And this has been standing here for centuries. The premier work of man perhaps in the whole Western world, and it’s without a signature: Chartres. A celebration to God’s glory and to the dignity of man. All that’s left, most artists seem to feel these days, is man. Naked, poor, forked radish. There aren’t any celebrations. Ours, the scientists keep telling us, is a universe which is disposable. You know, it might be just this one anonymous glory of all things, this rich stone forest, this epic chant, this gaiety, this grand, choiring shout of affirmation, which we choose when all our cities are dust, to stand intact, to mark where we have been, to testify to what we had it in us to accomplish.
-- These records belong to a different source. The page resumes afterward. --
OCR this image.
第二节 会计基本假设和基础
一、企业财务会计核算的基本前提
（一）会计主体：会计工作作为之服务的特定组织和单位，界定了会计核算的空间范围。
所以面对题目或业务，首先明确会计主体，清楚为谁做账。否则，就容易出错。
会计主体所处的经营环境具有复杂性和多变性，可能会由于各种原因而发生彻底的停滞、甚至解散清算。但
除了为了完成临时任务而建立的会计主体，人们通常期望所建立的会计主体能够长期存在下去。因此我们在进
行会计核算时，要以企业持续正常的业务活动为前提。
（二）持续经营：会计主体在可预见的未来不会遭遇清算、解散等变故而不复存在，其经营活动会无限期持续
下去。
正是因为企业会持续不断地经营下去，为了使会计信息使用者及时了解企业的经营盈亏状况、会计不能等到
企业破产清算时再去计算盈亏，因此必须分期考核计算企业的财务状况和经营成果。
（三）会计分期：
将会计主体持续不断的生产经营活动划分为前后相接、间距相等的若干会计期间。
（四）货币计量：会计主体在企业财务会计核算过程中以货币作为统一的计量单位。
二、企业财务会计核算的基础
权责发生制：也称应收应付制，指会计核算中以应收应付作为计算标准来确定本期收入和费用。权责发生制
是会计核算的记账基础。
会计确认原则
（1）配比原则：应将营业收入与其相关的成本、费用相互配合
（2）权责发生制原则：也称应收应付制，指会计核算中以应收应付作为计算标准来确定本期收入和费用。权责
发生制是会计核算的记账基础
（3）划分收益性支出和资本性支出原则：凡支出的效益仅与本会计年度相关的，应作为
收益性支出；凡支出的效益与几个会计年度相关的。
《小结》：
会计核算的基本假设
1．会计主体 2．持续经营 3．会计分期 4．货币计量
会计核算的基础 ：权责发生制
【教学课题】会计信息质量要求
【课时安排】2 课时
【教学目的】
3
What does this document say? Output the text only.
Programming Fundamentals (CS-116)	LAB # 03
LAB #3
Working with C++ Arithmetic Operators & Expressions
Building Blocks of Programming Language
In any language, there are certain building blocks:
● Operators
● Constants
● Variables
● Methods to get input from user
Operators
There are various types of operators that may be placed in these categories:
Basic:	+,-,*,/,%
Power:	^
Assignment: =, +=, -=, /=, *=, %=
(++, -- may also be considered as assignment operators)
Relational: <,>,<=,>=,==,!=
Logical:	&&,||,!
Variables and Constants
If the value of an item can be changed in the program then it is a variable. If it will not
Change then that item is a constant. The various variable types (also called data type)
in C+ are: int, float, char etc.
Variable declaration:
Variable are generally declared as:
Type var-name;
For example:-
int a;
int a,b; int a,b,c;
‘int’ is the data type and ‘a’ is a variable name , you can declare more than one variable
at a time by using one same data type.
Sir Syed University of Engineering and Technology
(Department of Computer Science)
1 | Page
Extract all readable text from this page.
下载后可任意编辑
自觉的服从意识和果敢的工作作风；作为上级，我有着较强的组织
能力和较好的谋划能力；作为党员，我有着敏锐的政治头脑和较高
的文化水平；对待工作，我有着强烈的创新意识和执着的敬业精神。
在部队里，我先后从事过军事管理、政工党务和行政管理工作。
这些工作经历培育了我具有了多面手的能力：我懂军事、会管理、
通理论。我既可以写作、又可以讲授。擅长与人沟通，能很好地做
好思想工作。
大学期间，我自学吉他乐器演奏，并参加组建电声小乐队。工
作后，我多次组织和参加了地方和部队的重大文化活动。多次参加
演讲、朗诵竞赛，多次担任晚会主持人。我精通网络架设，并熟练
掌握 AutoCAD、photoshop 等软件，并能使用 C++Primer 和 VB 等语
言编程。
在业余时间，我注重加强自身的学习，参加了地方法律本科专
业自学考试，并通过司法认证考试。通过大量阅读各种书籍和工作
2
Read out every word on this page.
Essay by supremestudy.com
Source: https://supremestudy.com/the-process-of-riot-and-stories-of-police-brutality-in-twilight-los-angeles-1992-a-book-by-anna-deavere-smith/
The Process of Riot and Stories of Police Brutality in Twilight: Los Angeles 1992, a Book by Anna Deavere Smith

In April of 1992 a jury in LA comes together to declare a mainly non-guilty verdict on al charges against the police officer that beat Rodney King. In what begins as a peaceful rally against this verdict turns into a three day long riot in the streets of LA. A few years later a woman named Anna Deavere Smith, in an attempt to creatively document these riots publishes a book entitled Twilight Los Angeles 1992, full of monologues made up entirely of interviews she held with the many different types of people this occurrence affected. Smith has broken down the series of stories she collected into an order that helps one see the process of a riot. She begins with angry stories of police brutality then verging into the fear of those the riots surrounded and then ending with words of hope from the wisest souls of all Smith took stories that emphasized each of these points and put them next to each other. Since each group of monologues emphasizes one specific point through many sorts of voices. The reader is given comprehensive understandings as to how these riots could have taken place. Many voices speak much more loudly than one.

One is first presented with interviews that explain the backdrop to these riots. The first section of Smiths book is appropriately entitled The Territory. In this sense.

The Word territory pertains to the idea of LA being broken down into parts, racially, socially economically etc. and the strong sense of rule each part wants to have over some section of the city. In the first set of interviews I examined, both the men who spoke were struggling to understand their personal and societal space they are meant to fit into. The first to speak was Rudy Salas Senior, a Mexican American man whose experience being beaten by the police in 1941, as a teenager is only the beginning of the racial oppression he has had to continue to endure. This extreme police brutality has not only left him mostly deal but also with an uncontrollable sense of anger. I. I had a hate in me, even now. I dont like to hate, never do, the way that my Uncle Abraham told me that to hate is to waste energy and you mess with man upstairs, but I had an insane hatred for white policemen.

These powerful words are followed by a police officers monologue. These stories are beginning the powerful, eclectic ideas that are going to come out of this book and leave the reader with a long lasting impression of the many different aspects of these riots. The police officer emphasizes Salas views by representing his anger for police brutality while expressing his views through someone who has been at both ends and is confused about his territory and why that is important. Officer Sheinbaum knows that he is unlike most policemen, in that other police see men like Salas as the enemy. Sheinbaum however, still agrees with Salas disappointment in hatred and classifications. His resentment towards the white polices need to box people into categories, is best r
Our works in stone, in paint, in print, are spared, some of them for a few decades or a millennium or two, but everything must finally fall in war or wear away into the ultimate and universal ash. The triumphs and the frauds, the treasures and the fakes. A fact of life. We’re going to die. ‘Be of good heart,’ cry the dead artists out of the living past. Our songs will all be silenced — but what of it? Go on singing. Maybe a man’s name doesn’t matter all that much.
— Orson Welles, F for Fake
(A hearty thanks to Greg at The Daily Grail for the welcome inspiration/provocation to post this.)
I’m not sure any scientist would describe the universe as “disposable”. The universe is an amazing, beautiful place, full of wonders. If there’s no god, that doesn’t change that.
I wonder about people who need a god in order to see the beauty in life. Mr Welles was wrong; there ARE celebrations. Every day, the wise celebrate life and the wonder of it.
Welles’ sentiment is less that there is nothing to appreciate, more so that human civilization is insignificant in the grandness of the universe and time. The entire world or “universe” we have made for ourselves could be over in just a moment, regardless of how sublime it is.